Mythology represents a messy construct, a ready image of the world in which we live. But it is also a hopeful construct, a means of expressing the mystery of this world in ways we otherwise could not. In this same vein, the story of God in the Christian story is also full of this same kind of messiness, primarily because humanity itself is a messy construct, one in which God is in the act of redeeming, not destroying. And what many of the scenes in this film (such as the funeral for Yondu), what God (if you will allow) helps to remind me of, is that in the mess there is also beauty and wonder.
And for those willing to consider, there might even be an even greater truth yet- that when we learn to see God for who He really is, that is when we become able to see the true beauty in the mess. Just as the sacrifice of a true father rings through this film, I find myself compelled to see the fingerprints of a sacrificial God standing above Ego’s self-service. Just as they come to understand a love that comes through responsibility to one another, I am compelled to see a loving God that stands above the distant and cold-hearted action of an ambivalent creator, one who chose to dwell among his creation. Rather than destruction and reorder, I see a God that is in the process of restoring for the sake of His creation.

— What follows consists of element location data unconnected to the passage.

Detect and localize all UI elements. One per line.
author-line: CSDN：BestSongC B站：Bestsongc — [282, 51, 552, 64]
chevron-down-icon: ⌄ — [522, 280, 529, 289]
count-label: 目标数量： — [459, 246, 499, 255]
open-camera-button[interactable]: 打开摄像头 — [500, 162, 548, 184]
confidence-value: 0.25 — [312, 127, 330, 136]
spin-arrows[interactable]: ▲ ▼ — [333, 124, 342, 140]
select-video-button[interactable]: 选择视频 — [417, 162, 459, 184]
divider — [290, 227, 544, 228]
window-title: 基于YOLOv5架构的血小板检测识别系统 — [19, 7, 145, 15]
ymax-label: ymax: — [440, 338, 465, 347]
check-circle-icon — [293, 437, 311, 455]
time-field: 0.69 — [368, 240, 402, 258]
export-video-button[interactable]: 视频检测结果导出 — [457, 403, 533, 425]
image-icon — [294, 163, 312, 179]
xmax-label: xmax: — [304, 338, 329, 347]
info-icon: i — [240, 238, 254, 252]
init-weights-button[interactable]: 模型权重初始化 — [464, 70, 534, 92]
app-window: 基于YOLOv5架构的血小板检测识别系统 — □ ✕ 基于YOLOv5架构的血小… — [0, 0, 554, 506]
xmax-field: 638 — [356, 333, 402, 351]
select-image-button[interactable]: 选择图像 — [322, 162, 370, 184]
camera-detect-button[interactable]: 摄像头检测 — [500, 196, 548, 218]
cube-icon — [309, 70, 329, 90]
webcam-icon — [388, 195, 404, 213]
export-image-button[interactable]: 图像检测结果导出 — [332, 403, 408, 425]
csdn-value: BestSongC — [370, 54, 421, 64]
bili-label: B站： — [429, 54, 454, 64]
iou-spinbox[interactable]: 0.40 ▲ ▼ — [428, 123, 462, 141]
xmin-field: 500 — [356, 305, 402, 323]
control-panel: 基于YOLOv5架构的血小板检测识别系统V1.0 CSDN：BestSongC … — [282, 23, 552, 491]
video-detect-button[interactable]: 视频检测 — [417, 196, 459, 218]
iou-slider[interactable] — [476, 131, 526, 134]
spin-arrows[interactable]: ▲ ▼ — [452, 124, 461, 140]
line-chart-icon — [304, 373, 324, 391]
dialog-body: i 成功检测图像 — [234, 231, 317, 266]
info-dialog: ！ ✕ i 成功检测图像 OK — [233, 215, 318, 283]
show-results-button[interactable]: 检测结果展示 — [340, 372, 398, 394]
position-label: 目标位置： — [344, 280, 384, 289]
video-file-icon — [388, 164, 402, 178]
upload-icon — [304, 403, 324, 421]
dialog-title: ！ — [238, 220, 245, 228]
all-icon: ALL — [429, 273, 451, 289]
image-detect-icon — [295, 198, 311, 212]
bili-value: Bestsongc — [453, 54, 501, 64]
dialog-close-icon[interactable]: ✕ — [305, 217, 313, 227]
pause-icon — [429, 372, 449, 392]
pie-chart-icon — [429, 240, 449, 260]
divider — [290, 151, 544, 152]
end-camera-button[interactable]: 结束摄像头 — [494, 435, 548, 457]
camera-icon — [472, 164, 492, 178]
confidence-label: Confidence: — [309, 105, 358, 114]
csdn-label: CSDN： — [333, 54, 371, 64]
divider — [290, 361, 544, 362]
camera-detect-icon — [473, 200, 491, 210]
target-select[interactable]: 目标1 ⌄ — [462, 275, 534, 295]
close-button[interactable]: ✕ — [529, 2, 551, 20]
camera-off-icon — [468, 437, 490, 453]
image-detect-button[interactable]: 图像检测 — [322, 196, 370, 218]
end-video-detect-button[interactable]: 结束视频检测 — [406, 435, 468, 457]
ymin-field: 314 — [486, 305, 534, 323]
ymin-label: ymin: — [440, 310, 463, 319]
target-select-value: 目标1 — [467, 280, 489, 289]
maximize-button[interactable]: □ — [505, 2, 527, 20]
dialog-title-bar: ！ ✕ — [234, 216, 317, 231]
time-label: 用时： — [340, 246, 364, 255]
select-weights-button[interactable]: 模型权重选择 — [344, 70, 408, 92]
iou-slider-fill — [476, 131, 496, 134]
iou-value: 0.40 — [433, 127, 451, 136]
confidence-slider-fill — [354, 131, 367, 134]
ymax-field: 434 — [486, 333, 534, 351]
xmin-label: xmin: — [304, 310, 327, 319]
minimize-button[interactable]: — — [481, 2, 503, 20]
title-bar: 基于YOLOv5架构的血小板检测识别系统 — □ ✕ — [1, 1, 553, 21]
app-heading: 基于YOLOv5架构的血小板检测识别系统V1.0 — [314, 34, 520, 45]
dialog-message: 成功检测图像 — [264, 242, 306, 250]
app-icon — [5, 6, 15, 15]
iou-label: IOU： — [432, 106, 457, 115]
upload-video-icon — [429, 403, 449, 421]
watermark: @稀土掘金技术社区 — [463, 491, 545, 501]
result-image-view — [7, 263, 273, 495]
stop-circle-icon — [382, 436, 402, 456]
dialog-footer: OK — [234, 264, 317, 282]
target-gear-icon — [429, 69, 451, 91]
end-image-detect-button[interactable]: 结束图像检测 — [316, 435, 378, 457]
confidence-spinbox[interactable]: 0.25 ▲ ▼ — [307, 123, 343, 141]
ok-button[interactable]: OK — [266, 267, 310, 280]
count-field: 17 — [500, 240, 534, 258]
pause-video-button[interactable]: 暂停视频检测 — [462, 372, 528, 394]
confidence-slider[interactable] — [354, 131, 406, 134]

And perhaps most importantly, (faith, God, religion) has offered me a picture of a God who enters into our human experience, showing me what it means to find healing in my own brokenness. Showing me what it means to be adopted into a family in order to share in my brokenness with others. God continues to show me what it is to live out of the idea that in death to ourselves we find life in something other than ourselves. In service to others we find meaning that reaches higher than our own understanding. And the fact that I can be reminded of all of this through the power of film, for that I am also forever grateful.